Loures abre concurso para 46 habitações com renda reduzida destinadas à classe média e aos jovens  

A Câmara Municipal de Loures vai atribuir, através de concurso público, 46 habitações municipais em regime de renda reduzida destinadas a agregados familiares com rendimentos intermédios. As novas habitações incluem quota de 30% para jovens até aos 35 anos.

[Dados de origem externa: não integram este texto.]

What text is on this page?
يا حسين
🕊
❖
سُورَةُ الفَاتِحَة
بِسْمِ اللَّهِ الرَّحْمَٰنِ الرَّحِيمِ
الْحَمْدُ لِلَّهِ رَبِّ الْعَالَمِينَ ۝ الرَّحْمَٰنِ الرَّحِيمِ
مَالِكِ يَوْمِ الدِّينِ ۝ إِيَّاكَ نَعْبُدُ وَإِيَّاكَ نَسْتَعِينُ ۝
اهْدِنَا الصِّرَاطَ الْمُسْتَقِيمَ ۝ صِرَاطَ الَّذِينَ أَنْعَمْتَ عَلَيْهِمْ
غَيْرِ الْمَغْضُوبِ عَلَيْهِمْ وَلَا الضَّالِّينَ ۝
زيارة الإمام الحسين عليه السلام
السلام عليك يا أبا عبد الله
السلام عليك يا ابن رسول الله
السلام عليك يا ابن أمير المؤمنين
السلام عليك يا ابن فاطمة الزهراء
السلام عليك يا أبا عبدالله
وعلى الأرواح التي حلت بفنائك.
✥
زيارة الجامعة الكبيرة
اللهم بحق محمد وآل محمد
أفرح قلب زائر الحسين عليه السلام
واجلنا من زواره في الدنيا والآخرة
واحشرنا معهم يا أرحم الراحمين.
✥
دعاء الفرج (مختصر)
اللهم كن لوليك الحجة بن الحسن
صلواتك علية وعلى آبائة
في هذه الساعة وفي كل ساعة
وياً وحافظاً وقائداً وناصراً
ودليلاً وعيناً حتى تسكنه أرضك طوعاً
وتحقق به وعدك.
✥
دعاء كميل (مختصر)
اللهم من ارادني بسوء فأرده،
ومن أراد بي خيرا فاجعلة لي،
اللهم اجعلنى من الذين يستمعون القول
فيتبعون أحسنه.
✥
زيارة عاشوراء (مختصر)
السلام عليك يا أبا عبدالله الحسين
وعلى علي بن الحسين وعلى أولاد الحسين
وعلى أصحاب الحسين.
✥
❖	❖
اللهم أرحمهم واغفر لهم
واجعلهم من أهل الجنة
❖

Ricardo Leão sublinha que este programa de habitação é pioneiro, uma vez que reforça os apoios para a classe média e permite que os jovens se possam emancipar.

A medida pretende responder às dificuldades de acesso à habitação sentidas por muitas famílias que, apesar de disporem de rendimentos regulares, enfrentam dificuldades em suportar os valores atualmente praticados no mercado de arrendamento.

As habitações disponíveis distribuem-se por diferentes tipologias, estando a concurso um apartamento T0, dez T1, dezassete T2 e dezoito T3.

Com o objetivo de apoiar a autonomização dos mais jovens, 30% das habitações serão reservadas a candidatos com idade até aos 35 anos.

O valor das rendas será calculado com base numa taxa de esforço correspondente a 30% do rendimento médio mensal líquido do agregado familiar, estando previstos valores mínimos por tipologia. Assim, a renda mínima será de 273,82 euros para o apartamento T0 e de 621,29 euros para os T3.

As habitações são destinadas a residência permanente e cada agregado poderá apresentar apenas uma candidatura. Os candidatos devem ter 18 ou mais anos, residir em Loures há pelo menos três anos e auferir um rendimento mensal corrigido entre 1.074,26 euros e 2.148,52 euros.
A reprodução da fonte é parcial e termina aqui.